CIVIL ACTION commenced in the Superior Court Department on July 15, 1985.
A motion to dismiss was heard by Hiller B. Zobel, J., and the case was reported by him to the Appeals Court. The Supreme Judicial Court granted a request for direct review.
Terry Philip Segal ( Jonathan P. Feltner with him) for Massachusetts Bay Transportation Authority.
Phyllis Fine Menken for the plaintiffs.
Clifford S. Hochman, for Clifton Wisdom another, amici curiae, submitted a brief.
The principal question in this case is whether a parent may recover for the loss of a child's consortium due to injuries negligently inflicted on the child by a third party.
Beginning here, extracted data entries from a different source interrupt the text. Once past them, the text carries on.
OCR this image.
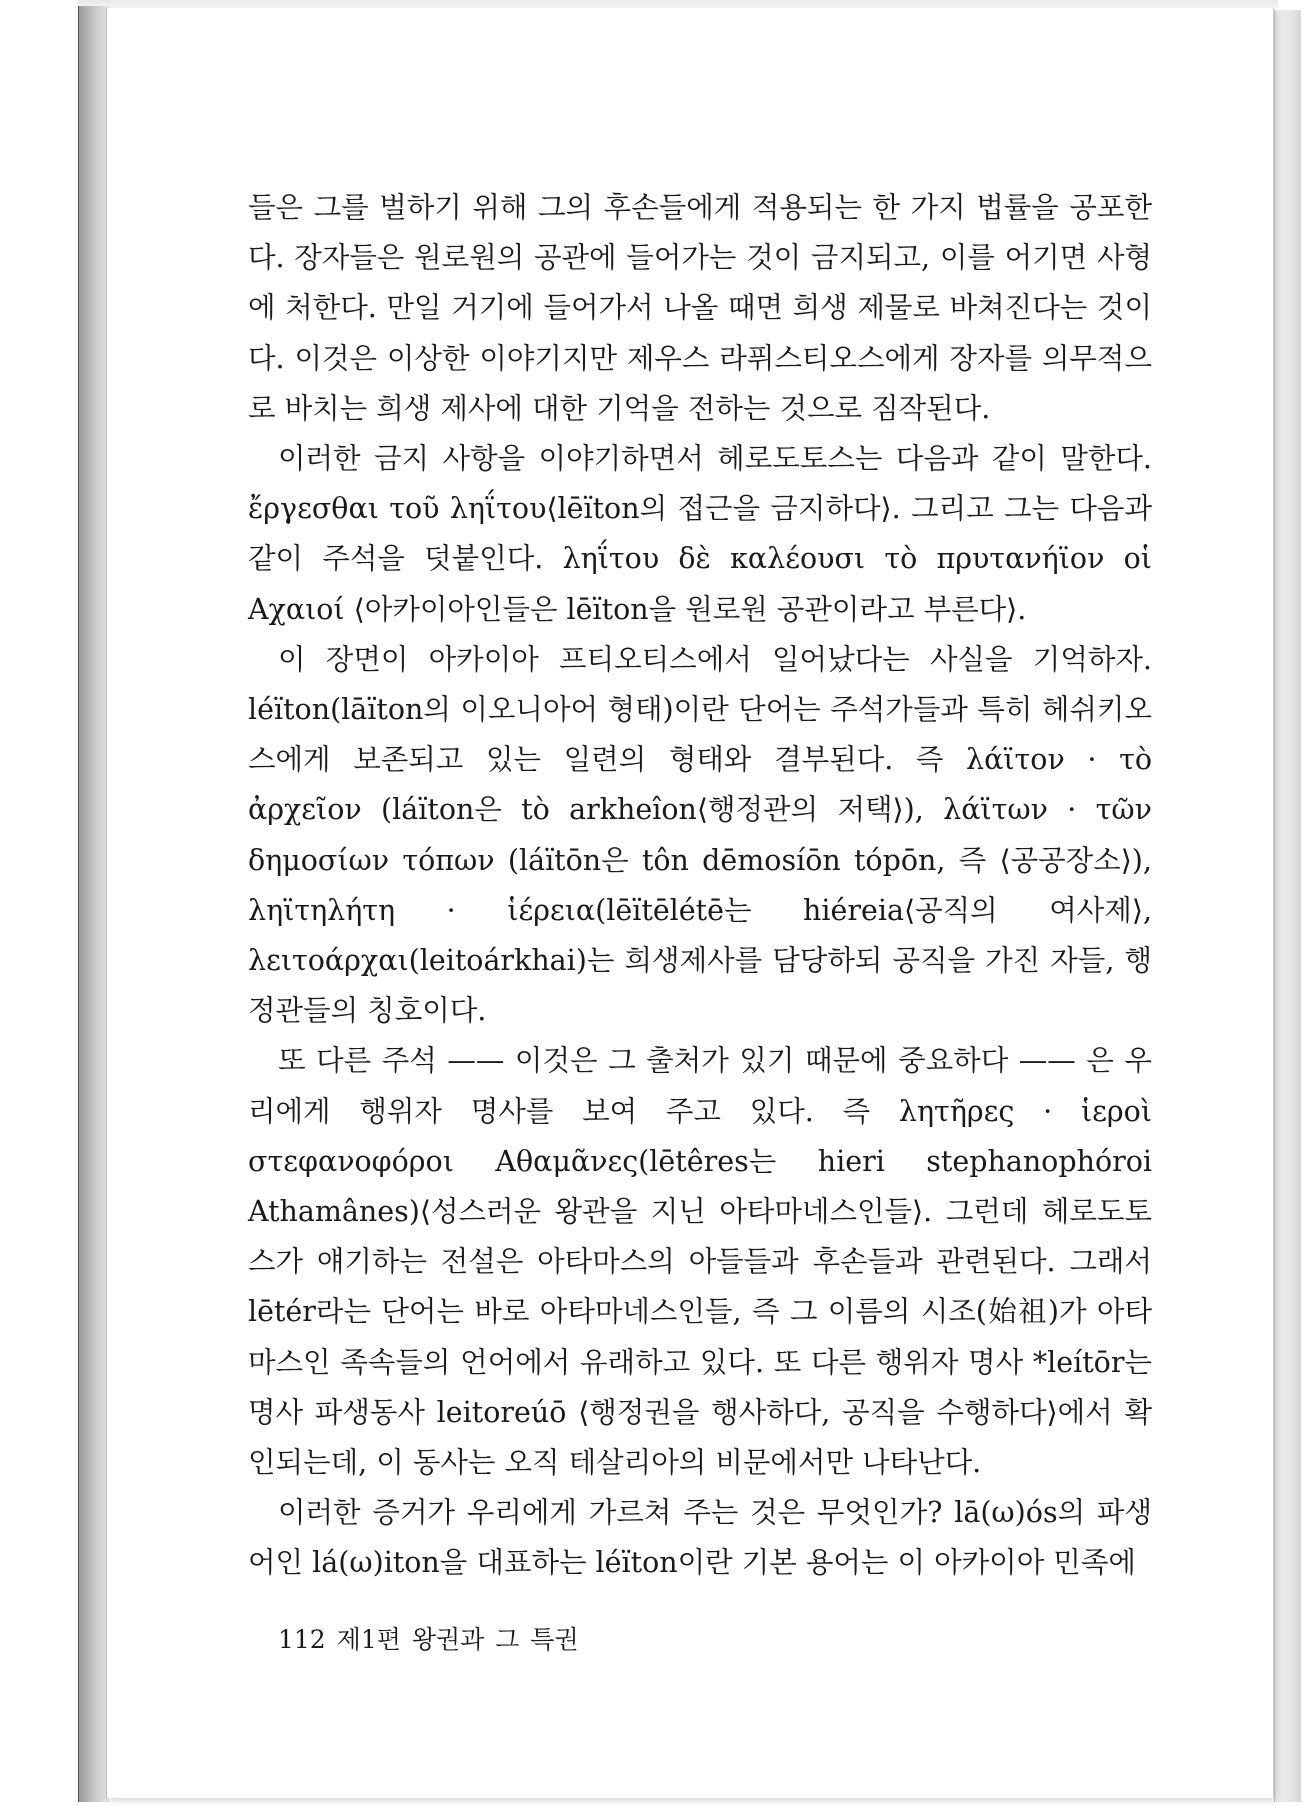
들은 그를 벌하기 위해 그의 후손들에게 적용되는 한 가지 법률을 공포한다. 장자들은 원로원의 공관에 들어가는 것이 금지되고, 이를 어기면 사형에 처한다. 만일 거기에 들어가서 나올 때면 희생 제물로 바쳐진다는 것이다. 이것은 이상한 이야기지만 제우스 라퓌스티오스에게 장자를 의무적으로 바치는 희생 제사에 대한 기억을 전하는 것으로 짐작된다.

이러한 금지 사항을 이야기하면서 헤로도토스는 다음과 같이 말한다. ἔργεσθαι τοῦ ληΐτου⟨lēïton의 접근을 금지하다⟩. 그리고 그는 다음과 같이 주석을 덧붙인다. ληΐτου δὲ καλέουσι τὸ πρυτανήϊον οἱ Αχαιοί ⟨아카이아인들은 lēïton을 원로원 공관이라고 부른다⟩.

이 장면이 아카이아 프티오티스에서 일어났다는 사실을 기억하자. léïton(lāïton의 이오니아어 형태)이란 단어는 주석가들과 특히 헤쉬키오스에게 보존되고 있는 일련의 형태와 결부된다. 즉 λάϊτον · τὸ ἀρχεῖον (láïton은 tò arkheîon⟨행정관의 저택⟩), λάϊτων · τῶν δημοσίων τόπων (láïtōn은 tôn dēmosíōn tópōn, 즉 ⟨공공장소⟩), ληϊτηλήτη · ἱέρεια(lēïtēlétē는 hiéreia⟨공직의 여사제⟩, λειτοάρχαι(leitoárkhai)는 희생제사를 담당하되 공직을 가진 자들, 행정관들의 칭호이다.

또 다른 주석 —— 이것은 그 출처가 있기 때문에 중요하다 —— 은 우리에게 행위자 명사를 보여 주고 있다. 즉 λητῆρες · ἱεροὶ στεφανοφόροι Αθαμᾶνες(lētêres는 hieri stephanophóroi Athamânes)⟨성스러운 왕관을 지닌 아타마네스인들⟩. 그런데 헤로도토스가 얘기하는 전설은 아타마스의 아들들과 후손들과 관련된다. 그래서 lētér라는 단어는 바로 아타마네스인들, 즉 그 이름의 시조(始祖)가 아타마스인 족속들의 언어에서 유래하고 있다. 또 다른 행위자 명사 *leítōr는 명사 파생동사 leitoreúō ⟨행정권을 행사하다, 공직을 수행하다⟩에서 확인되는데, 이 동사는 오직 테살리아의 비문에서만 나타난다.

이러한 증거가 우리에게 가르쳐 주는 것은 무엇인가? lā(ω)ós의 파생어인 lá(ω)iton을 대표하는 léïton이란 기본 용어는 이 아카이아 민족에

112 제1편 왕권과 그 특권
The complaint alleges that Mathew Norman sustained severe injuries when he was struck by a Massachusetts Bay Transportation Authority (MBTA) vehicle, negligently operated by its employee, the defendant, Steven DeDominici. Mathew's asserted damages include his medical expenses. Meg Manderson Norman, Mathew's mother, and Paul M. Norman, his father, seek damages for the loss of Mathew's consortium and they, too, seek damages for his medical expenses. The defendants moved to dismiss the parents' claims, and that motion was denied. Pursuant to Mass. R. Civ. P. 64, 365 Mass. 831 (1974), the judge reported his ruling to the Appeals Court, and we granted direct appellate review. We now reverse the order denying the defendants' motion. We remand the case for the entry of an order dismissing the parents' claims and for further proceedings with respect to Mathew's claim.
In reviewing a ruling on a motion to dismiss, we accept as true the allegations of the complaint. Manning v. Zuckerman, 388 Mass. 8, 9 (1983). We must determine whether the plaintiffs would be entitled to recover on any set of facts provable under the complaint. Flattery v. Gregory, 397 Mass. 143, 146 (1986). Bahceli v. Bahceli, 10 Mass. App. Ct. 446, 451 (1980). In that connection, we observe that the complaint is silent with respect to whether Mathew was an adult or a minor, and was emancipated or unemancipated when the accident occurred. Neither fact is essential to our resolution of the consortium issue.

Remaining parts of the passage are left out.